Мысль о взаимозависимости и сходстве Петра и Пушкина уже тогда зарождалась в умах ценителей первого поэта России. Баратынский писал ему (декабрь 1825 г.): "Иди, довершай начатое, ты, в ком поселился гений! Возведи русскую поэзию на ту степень между поэзиями всех народов, на которую Петр Великий возвёл Россию между державами. Соверши один, что он совершил один; а наше дело - признательность и удивление".

Всё это, конечно, он принимал к сведению. Но не только историко-культурные сравнения и запросы влекли его к Петру как к высокому родственнику, к своему божеству-двойнику, а более протяжная, внутренняя тоска. Пушкин обнаружил и обнародовал в нём то, что не нашёл в Наполеоне, - выражение своей личной и сверхличной силы, пример и образ Поэта в его независимости от чьих бы то ни было законов и уложений. Дикий гений, самодержавная воля Петра, построившего сказочный город на голом болоте, захватили его, и хоть он не собирался отождествлять себя со своими героями, а творил, что называется, объективно, с соблюдением различных колоритов места и времени, слишком близкие параллелизмы напрашивались сами собою. Это ощутил Пастернак, написавший гениально о Пушкине:

На берегу пустынных волн
Стоял он, дум великих полн…

В этом смысле и "Медный Всадник" и "Полтава", помимо очевидных событий, содержат тему Царя в истолковании, приближённом к судьбе поэта. "…В моей изменчивой судьбе", - помечал он в посвящении к "Полтаве" и ставил эту изменчивость в широкую связь с испытаниями, выпавшими России, Петру, "в пременах жребия земного", тяжких и благодетельных, что их воспитали и вскинули на гребень великой волны, тогда как самонадеянный Карл, идя путём всех пушкинских антиподов, пытался распоряжаться судьбой по собственному капризу и на этом, как всегда, потерял ("Как полк, вертеться он судьбу принудить хочет барабаном"). Когда волны истории всё смыли и заровняли, на земле остался один, - нет, двое в одном лице - Поэт и Царь.

Лишь ты воздвиг, герой Полтавы,
Огромный памятник себе.

Слышите?

Я памятник себе воздвиг нерукотворный…

Памятник Царю становится героем "Медного Всадника". Многочисленные его толкователи почему-то слабо учитывали, что эта повесть написана на очень личном, психологическом конфликте, что Петр и Евгений так же соотносятся в ней, как Поэт и человек в стихотворении "Пока не требует поэта…", что Петербург и стихия, его захлестывающая, не противники, а союзники, две стороны одной идеи, именуемой Искусством, Поэзией, противостоящей человеку, который боится и ненавидит её в своём суетливом ничтожестве.

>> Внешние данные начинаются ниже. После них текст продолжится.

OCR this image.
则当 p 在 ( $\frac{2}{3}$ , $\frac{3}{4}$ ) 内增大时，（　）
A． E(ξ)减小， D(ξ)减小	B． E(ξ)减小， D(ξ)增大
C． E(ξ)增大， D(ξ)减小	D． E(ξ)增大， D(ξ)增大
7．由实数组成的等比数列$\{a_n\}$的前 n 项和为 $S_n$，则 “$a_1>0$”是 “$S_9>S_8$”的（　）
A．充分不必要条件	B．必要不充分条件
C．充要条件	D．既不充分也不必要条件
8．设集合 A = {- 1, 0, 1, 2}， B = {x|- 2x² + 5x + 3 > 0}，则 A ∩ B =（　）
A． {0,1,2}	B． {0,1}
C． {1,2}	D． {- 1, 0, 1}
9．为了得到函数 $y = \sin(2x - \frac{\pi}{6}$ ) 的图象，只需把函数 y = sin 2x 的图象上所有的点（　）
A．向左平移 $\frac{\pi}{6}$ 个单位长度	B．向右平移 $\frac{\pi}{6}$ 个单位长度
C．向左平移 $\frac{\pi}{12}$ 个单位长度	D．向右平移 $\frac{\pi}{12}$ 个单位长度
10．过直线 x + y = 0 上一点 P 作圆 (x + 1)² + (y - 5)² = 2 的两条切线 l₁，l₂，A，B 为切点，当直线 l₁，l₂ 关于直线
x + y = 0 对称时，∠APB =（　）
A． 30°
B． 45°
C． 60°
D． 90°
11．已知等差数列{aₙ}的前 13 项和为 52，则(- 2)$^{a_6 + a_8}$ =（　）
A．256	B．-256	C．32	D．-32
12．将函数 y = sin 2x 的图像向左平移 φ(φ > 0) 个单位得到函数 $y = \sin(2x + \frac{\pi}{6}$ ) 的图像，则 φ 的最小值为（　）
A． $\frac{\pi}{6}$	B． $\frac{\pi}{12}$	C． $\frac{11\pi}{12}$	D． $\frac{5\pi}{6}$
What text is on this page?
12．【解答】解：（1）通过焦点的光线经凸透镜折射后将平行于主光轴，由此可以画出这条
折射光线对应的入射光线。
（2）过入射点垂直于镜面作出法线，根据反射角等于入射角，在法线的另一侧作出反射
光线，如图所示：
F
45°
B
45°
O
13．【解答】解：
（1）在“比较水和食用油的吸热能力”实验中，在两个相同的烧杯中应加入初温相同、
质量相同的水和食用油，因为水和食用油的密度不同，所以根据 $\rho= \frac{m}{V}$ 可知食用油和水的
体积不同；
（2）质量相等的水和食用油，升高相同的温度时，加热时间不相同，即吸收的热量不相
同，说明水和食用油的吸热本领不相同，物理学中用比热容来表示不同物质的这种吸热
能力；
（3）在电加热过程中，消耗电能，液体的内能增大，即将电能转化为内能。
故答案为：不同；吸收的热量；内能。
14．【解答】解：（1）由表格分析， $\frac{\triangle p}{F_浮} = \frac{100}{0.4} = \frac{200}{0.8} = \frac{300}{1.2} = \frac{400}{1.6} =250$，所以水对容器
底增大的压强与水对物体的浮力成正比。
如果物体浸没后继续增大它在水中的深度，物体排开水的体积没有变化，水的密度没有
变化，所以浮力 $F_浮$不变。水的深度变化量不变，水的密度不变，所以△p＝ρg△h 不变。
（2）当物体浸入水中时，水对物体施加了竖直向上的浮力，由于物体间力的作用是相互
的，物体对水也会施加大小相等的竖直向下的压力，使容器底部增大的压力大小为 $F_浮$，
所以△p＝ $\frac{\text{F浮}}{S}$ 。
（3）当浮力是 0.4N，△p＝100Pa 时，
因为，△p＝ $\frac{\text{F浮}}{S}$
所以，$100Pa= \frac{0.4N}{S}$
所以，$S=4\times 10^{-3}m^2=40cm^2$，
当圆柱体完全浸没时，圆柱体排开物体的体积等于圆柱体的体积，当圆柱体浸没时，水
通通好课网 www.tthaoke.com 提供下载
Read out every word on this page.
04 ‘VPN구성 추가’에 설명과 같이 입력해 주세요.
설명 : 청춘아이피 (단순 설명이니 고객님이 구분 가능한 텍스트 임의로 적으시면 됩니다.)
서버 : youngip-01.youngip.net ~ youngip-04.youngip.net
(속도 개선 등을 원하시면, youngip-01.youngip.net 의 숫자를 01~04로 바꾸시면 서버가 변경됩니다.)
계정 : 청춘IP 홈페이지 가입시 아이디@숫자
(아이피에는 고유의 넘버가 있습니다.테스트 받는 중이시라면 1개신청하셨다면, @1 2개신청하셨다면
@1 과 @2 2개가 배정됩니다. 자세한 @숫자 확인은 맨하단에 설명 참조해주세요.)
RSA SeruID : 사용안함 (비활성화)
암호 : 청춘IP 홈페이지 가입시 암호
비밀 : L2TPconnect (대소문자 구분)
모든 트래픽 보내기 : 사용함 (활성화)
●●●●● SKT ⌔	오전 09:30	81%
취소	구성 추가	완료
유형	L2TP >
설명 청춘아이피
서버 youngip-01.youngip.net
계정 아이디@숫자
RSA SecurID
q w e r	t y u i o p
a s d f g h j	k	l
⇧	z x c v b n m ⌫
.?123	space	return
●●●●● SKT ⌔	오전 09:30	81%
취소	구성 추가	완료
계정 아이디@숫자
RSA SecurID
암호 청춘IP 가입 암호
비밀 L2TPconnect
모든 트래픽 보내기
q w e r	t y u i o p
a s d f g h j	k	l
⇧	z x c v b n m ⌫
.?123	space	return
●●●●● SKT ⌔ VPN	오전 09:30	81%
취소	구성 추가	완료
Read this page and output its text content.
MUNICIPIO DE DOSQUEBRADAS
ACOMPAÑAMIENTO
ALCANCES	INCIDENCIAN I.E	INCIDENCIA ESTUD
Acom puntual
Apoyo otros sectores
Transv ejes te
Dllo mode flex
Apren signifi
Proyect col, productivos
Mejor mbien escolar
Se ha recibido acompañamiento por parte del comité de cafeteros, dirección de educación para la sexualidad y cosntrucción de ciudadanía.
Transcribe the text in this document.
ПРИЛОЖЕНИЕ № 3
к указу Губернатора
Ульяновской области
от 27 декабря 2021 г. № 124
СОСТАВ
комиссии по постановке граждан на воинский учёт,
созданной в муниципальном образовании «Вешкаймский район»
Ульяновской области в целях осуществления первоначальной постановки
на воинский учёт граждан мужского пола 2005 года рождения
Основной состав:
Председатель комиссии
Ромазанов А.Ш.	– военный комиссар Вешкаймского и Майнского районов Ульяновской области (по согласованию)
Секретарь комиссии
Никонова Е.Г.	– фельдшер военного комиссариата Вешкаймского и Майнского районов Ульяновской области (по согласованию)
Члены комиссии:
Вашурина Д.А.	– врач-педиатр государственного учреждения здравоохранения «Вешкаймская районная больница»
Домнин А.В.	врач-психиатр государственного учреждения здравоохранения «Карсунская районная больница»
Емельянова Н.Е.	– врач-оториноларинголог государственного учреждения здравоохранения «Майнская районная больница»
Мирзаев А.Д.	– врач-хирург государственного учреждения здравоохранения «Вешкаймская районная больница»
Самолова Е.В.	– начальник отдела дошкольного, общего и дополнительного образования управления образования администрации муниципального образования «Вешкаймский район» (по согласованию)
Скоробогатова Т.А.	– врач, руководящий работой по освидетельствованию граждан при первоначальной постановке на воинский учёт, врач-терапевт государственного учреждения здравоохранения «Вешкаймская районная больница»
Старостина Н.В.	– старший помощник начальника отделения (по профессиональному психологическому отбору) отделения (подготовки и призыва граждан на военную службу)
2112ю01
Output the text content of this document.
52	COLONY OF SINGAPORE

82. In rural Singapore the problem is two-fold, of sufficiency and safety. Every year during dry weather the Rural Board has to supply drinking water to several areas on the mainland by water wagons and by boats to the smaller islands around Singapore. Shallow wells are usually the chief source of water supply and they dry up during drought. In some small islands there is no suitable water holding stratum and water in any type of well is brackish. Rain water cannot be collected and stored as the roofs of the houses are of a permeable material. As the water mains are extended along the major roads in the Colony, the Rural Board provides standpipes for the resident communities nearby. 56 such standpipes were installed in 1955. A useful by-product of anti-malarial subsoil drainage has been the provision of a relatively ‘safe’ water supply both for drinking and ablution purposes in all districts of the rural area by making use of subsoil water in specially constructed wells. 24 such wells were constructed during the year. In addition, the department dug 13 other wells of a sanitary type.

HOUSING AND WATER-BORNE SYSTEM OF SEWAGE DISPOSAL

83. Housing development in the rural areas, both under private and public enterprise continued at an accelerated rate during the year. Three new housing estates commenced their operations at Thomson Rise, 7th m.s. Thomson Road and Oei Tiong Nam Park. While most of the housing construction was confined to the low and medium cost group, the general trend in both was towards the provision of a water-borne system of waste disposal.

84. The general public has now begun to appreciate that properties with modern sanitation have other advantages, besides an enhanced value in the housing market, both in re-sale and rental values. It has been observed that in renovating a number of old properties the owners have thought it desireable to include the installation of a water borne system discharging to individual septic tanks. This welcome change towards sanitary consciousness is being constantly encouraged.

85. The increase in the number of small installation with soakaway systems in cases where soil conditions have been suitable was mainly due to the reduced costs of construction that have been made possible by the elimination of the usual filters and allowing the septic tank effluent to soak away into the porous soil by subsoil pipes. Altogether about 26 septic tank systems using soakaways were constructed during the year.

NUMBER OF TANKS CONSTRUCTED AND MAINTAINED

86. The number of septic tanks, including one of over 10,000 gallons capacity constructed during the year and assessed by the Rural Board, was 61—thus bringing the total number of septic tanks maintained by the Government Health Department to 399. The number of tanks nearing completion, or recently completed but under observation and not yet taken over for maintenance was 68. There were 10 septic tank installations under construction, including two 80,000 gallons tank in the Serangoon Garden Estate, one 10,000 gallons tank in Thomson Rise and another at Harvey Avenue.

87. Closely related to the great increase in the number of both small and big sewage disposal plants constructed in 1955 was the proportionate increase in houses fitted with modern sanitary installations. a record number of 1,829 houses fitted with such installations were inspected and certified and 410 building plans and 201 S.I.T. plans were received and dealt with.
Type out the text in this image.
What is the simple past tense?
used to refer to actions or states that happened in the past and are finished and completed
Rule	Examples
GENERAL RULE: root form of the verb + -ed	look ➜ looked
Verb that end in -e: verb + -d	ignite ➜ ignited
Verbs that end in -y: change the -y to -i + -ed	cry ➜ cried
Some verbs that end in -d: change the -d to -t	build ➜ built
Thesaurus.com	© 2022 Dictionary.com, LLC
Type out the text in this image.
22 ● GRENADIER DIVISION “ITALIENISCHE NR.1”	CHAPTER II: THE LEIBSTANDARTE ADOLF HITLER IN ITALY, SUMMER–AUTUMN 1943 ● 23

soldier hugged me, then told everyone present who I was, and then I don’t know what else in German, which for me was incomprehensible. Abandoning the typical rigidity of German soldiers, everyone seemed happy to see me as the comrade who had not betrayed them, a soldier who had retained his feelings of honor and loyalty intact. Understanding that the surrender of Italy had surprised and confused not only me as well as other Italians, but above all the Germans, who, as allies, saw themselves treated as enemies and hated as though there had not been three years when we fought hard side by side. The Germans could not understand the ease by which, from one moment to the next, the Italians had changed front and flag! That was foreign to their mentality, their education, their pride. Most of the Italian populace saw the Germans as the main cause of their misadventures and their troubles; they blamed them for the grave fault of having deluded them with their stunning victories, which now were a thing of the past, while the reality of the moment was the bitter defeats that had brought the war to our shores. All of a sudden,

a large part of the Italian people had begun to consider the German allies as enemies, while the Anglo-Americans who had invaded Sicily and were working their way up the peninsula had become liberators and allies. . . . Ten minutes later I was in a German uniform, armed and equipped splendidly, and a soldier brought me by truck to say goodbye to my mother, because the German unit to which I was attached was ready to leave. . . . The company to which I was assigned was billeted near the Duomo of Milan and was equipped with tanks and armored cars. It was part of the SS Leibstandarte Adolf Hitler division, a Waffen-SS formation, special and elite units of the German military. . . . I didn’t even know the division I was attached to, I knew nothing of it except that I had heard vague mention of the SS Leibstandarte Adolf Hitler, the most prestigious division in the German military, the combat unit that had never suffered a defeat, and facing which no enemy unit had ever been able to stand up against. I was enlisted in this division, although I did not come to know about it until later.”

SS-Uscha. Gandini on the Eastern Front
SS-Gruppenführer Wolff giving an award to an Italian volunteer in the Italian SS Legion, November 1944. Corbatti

Замечено: Евгений, верхом на льве, со взглядом, вперенным вдаль, в близкую даль своего личного счастья ("И размечтался, как поэт"), размытого затем наводнением, перефразирует контур памятника Петру. Но все его позы, движения обратны Памятнику, и на длань, устремленную ввысь, на чудотворную пушкинскую десницу, вызывающую бурю и усмиряющую её, превратившую природный хаос в гармонический космос Города, Евгений откликается эгоцентрическими всплесками рук, судорожно вьющихся вокруг его утлого тела. Это - жалкое и трогательное в жажде счастья человеческое естество, возомнившее в ослеплении, что Всадник его преследует (некоторые поверили и негодуют на Всадника - такой большой гоняется за таким маленьким!): всё бы ему за ним да к нему, да ради него, недоумка, случайно попавшего в оборот Поэзии, подвернувшегося ей под руку.

Евгений! Какое значительное у Пушкина имя, варьирующее один и тот же примерно сюжет человека, глухого к поэзии, далёкого от неё, но всё-таки чем-то родного и приятного автору. Евгений… Ба! уж не есть ли это светское, мирское имя того, кто в духовном своём сане известен как Александр Пушкин?! Известны его пародийные мысли, близкие Евгению с его маленьким счастьем на общих путях ("Мой идеал теперь - хозяйка, мои желания - покой да щей горшок, да сам большой"), давшие повод судачить о солидарности Пушкина с горшечными мечтами Евгения и его же, авторской, неприязни к Памятнику, побившему все горшки. Тем более тот именуется в поэме не иначе, как кумир, или ещё хуже - истукан. Дескать, идол бесчувственный, Ваал государства… Но причём здесь Ваал? Совсем другой идол. И вообще "кумир" для Пушкина не такое уж бранное слово. Во всяком случае в споре "горшка" с "кумиром" его выбор не вызывает сомнений. Поэт черни:

Тебе бы пользы всё - на вес
Кумир ты ценишь Бельведерский.
Ты пользы, пользы в нём не зришь.
Но мрамор сей ведь бог!.. так что же?
Печной горшок тебе дороже:
Ты пищу в нём себе варишь.

Вся беда в том, что мы не верим в Аполлона. Почитаем его выдумкой, поэтическим иносказанием. Но Пушкину Аполлон не пустой звук, а живой бог, чьи призывы он слышал, чей лик запечатлел.

…Его глаза
Сияют. Лик его ужасен.
Движенья быстры. Он прекрасен,
Он весь, как Божия гроза.

Какое необычное, непонятное уму сочетание: ужасен - прекрасен! И как догадался Пушкин, что это так и есть, что прекрасное ужасает, что смешение восторга и ужаса возбуждает Дельфийский владыка, в чьём облике нам мелькает нечаянно что-то африканское, дикое и в то же время высокое - разящее, громоносное, ослепляющее солнцем лицо?! В полном объёме сам Царь - Аполлон - Ганнибал - Поэт.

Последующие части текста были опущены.